The Mounted Jäger Regiment No. 11 (Jäger-Regiment zu Pferde Nr. 11) was a light cavalry (mounted Jäger) regiment of the Royal Prussian Army.

==History==
On 1 October 1913 (founding day), the establishment of the Jäger Regiment on Horse No. 11 with five squadrons was ordered by Supreme Cabinet Order (A.K.O.). The regiment was stationed in Tarnowitz and together with the Uhlan Regiment “von Katzler” (Silesian) No. 2 formed the 44th Cavalry Brigade in Gleiwitz under Colonel Louis Hugo Max Albert von Mutius.

Following WWI mobilization of the Imperial German Army in July 1914, the regiment under Emmo Maria Max Wellhausen von Roden assumed responsibility for protecting the border with Russia in Upper Silesia.

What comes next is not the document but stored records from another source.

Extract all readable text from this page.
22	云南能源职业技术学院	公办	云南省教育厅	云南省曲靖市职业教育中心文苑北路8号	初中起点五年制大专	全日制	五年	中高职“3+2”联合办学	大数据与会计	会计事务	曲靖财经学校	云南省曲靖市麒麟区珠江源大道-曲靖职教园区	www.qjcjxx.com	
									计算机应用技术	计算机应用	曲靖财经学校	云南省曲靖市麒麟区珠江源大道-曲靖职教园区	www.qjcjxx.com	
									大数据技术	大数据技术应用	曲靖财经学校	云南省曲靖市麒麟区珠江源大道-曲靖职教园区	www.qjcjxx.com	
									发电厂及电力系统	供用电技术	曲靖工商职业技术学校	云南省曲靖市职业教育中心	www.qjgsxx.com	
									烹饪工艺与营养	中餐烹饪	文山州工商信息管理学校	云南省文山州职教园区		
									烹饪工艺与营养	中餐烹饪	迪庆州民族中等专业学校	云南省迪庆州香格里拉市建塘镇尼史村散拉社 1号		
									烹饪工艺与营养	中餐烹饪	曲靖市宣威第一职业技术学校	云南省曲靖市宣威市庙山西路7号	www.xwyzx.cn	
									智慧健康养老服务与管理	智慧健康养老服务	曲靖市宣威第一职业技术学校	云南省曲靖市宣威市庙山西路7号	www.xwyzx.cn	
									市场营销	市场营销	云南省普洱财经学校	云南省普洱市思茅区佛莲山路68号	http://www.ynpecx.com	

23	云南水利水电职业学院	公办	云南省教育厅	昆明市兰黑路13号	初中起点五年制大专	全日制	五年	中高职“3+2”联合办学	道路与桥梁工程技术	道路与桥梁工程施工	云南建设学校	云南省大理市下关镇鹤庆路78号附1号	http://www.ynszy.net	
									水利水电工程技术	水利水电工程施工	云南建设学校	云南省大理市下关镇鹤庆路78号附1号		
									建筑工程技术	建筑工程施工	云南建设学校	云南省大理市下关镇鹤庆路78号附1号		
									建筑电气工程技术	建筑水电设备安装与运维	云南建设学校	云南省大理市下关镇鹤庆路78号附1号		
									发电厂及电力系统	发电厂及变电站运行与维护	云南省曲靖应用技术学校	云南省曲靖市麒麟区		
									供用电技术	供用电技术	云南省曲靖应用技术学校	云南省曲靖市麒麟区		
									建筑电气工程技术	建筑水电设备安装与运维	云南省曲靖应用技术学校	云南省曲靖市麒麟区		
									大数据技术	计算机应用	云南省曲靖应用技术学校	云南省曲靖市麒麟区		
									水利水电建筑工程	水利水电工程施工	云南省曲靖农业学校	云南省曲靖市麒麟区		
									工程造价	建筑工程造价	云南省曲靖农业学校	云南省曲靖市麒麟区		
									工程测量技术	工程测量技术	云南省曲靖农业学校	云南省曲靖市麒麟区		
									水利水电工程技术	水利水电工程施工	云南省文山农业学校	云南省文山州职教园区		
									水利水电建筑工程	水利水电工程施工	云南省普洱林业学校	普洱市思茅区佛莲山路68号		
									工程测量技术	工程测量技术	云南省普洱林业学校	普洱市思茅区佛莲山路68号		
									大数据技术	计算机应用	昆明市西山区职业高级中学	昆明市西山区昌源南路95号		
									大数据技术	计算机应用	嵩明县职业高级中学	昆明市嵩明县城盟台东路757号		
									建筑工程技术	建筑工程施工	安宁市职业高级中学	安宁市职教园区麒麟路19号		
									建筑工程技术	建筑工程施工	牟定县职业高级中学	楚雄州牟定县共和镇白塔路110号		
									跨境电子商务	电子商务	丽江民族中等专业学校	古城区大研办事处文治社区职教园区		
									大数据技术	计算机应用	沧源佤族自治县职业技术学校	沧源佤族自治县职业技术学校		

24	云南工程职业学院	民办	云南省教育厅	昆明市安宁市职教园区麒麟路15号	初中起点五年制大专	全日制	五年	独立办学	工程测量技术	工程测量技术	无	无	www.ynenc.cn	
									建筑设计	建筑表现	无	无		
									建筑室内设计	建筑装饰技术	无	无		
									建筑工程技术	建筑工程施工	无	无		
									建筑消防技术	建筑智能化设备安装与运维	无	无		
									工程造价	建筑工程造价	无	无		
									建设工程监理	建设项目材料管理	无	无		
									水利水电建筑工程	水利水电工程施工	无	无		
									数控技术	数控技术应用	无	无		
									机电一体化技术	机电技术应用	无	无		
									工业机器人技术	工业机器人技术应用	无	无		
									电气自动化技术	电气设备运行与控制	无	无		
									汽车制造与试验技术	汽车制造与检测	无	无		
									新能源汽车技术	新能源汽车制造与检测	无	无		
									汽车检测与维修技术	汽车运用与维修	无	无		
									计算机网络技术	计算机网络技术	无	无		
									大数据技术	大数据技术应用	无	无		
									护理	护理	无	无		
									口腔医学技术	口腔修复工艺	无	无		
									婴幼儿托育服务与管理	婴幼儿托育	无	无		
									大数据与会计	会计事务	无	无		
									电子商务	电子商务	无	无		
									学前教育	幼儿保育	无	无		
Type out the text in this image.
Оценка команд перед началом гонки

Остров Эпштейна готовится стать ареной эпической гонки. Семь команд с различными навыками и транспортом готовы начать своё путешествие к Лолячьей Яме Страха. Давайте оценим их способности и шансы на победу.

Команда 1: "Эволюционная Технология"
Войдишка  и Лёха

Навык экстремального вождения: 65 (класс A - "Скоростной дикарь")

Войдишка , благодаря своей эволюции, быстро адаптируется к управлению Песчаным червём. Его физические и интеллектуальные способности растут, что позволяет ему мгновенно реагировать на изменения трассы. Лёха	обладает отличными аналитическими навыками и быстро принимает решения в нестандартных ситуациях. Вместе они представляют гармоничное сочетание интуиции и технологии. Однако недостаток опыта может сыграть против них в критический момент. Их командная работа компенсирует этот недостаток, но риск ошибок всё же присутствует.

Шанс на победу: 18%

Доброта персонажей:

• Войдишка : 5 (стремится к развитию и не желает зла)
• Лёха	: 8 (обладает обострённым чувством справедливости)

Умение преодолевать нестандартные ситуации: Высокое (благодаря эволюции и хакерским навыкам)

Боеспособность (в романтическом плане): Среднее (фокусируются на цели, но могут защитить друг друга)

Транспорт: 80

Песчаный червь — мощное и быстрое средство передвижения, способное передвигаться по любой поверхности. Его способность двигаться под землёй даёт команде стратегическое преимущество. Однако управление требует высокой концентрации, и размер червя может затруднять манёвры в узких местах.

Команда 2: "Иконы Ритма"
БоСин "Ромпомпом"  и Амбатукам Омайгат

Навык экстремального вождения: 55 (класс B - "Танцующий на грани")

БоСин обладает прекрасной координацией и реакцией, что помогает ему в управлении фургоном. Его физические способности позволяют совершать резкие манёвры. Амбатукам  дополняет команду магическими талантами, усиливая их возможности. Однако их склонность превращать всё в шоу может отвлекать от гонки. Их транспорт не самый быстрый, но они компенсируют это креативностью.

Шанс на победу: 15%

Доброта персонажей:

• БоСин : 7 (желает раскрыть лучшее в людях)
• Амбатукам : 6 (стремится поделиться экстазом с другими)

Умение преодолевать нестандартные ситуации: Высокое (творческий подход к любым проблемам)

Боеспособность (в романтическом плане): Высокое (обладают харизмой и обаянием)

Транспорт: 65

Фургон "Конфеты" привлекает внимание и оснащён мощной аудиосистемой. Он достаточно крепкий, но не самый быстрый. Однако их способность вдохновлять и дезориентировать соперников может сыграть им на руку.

It then transferred to the west, where it participated in the battles of Neufchâteau and Tintigny. Until August 1915, the regiment performed courier and dispatch duties, until September 1915, when it was deployed as infantry in the Vimy and Arras area.

At the beginning of 1916, the regiment was transferred to the Eastern Front, where it was used for border security in Courland, Lithuania, and Russian Poland. This included combating groups of armed Russian deserters and other armed civilian groups not considered combatants.

On 31 January 1919, the regiment was disbanded in Tarnowitz. The tradition of the regiment was taken over in 1921 by the training squadron of the 8th (Prussian) Cavalry Regiment in Brieg within the Reichswehr.